Haggerty, echoing prosecutors, said the father whom the children loved was not the man who was accused of killing 10 people and wounding three in the Washington area last fall. The children loved a memory of their father, not who he is now, Haggerty said.

"There's no way to say they would have loved the man he's turned into over the two years since they last saw him," Haggerty said. "I thought the kids would be better off living with the memory."

Like the other jurors, Haggerty said the trial took its toll on him.

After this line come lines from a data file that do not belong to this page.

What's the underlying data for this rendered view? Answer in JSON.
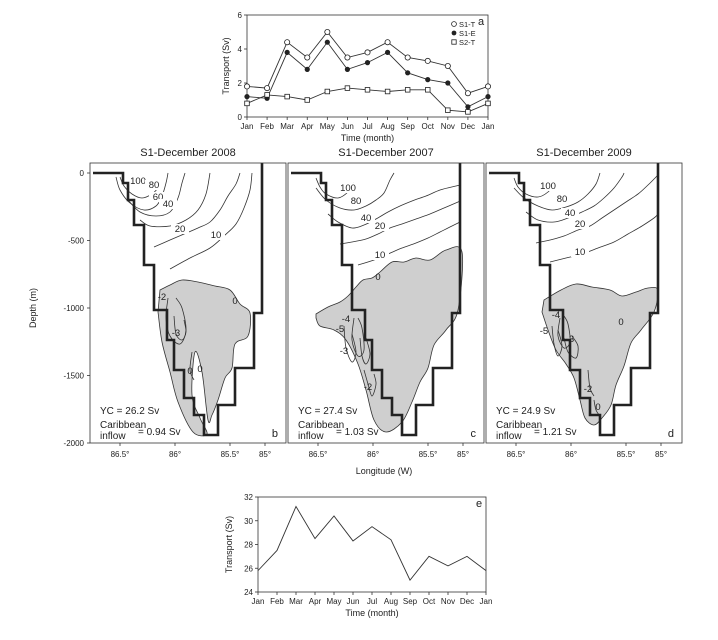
{
  "chart_data": [
    {
      "id": "a",
      "type": "line",
      "panel_label": "a",
      "xlabel": "Time (month)",
      "ylabel": "Transport (Sv)",
      "ylim": [
        0,
        6
      ],
      "yticks": [
        "0",
        "2",
        "4",
        "6"
      ],
      "categories": [
        "Jan",
        "Feb",
        "Mar",
        "Apr",
        "May",
        "Jun",
        "Jul",
        "Aug",
        "Sep",
        "Oct",
        "Nov",
        "Dec",
        "Jan"
      ],
      "legend_position": "top-right",
      "series": [
        {
          "name": "S1-T",
          "marker": "open-circle",
          "values": [
            1.8,
            1.7,
            4.4,
            3.5,
            5.0,
            3.5,
            3.8,
            4.4,
            3.5,
            3.3,
            3.0,
            1.4,
            1.8
          ]
        },
        {
          "name": "S1-E",
          "marker": "filled-circle",
          "values": [
            1.2,
            1.1,
            3.8,
            2.8,
            4.4,
            2.8,
            3.2,
            3.8,
            2.6,
            2.2,
            2.0,
            0.6,
            1.2
          ]
        },
        {
          "name": "S2-T",
          "marker": "open-square",
          "values": [
            0.8,
            1.3,
            1.2,
            1.0,
            1.5,
            1.7,
            1.6,
            1.5,
            1.6,
            1.6,
            0.4,
            0.3,
            0.8
          ]
        }
      ]
    },
    {
      "id": "sections",
      "type": "contour",
      "ylabel": "Depth (m)",
      "xlabel": "Longitude (W)",
      "ylim": [
        -2000,
        0
      ],
      "yticks": [
        "0",
        "-500",
        "-1000",
        "-1500",
        "-2000"
      ],
      "xlim": [
        86.75,
        84.9
      ],
      "xticks": [
        "86.5°",
        "86°",
        "85.5°",
        "85°"
      ],
      "panels": [
        {
          "id": "b",
          "title": "S1-December 2008",
          "panel_label": "b",
          "yc": "YC = 26.2 Sv",
          "carib_label": "Caribbean\ninflow",
          "carib_value": "= 0.94 Sv",
          "labels": [
            "100",
            "80",
            "60",
            "40",
            "20",
            "10",
            "0",
            "-2",
            "-3",
            "0"
          ]
        },
        {
          "id": "c",
          "title": "S1-December 2007",
          "panel_label": "c",
          "yc": "YC = 27.4 Sv",
          "carib_label": "Caribbean\ninflow",
          "carib_value": "= 1.03 Sv",
          "labels": [
            "100",
            "80",
            "40",
            "20",
            "10",
            "0",
            "-4",
            "-5",
            "-3",
            "-2"
          ]
        },
        {
          "id": "d",
          "title": "S1-December 2009",
          "panel_label": "d",
          "yc": "YC = 24.9 Sv",
          "carib_label": "Caribbean\ninflow",
          "carib_value": "= 1.21 Sv",
          "labels": [
            "100",
            "80",
            "40",
            "20",
            "10",
            "0",
            "-4",
            "-5",
            "-3",
            "-2",
            "0"
          ]
        }
      ]
    },
    {
      "id": "e",
      "type": "line",
      "panel_label": "e",
      "xlabel": "Time (month)",
      "ylabel": "Transport (Sv)",
      "ylim": [
        24,
        32
      ],
      "yticks": [
        "24",
        "26",
        "28",
        "30",
        "32"
      ],
      "categories": [
        "Jan",
        "Feb",
        "Mar",
        "Apr",
        "May",
        "Jun",
        "Jul",
        "Aug",
        "Sep",
        "Oct",
        "Nov",
        "Dec",
        "Jan"
      ],
      "series": [
        {
          "name": "YC",
          "values": [
            25.8,
            27.5,
            31.2,
            28.5,
            30.4,
            28.3,
            29.5,
            28.4,
            25.0,
            27.0,
            26.2,
            27.0,
            25.8
          ]
        }
      ]
    }
  ]
}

It was especially hard, he said, before the jurors began deliberations, when they had to absorb the painful and wrenching testimony without being able to talk to anyone about it, not even their fellow jurors.

"There was no release. It stays bottled up inside you," Haggerty said. "You would just go over it and over it in your head, and when you do that for six weeks, you just can't shut it off at 9 or 10 o'clock at night."

Young said her husband would cut all the trial articles out of the paper before she came into the kitchen in the morning, saving them in a box to be read later. Many days, much of her paper was missing. She didn't watch television news because she never knew when a sniper story might be shown.

Yesterday, Young said she may have influenced other jurors who were holding out for a life sentence. She feared a mistrial if the jury was deadlocked so she made the case for death even as her feelings on the issue were coalescing into opposition.

"I have some moral qualms with the death penalty," she said. "But this was not the time to change the law."

Sun staff researcher Sarah Gehring contributed to this article.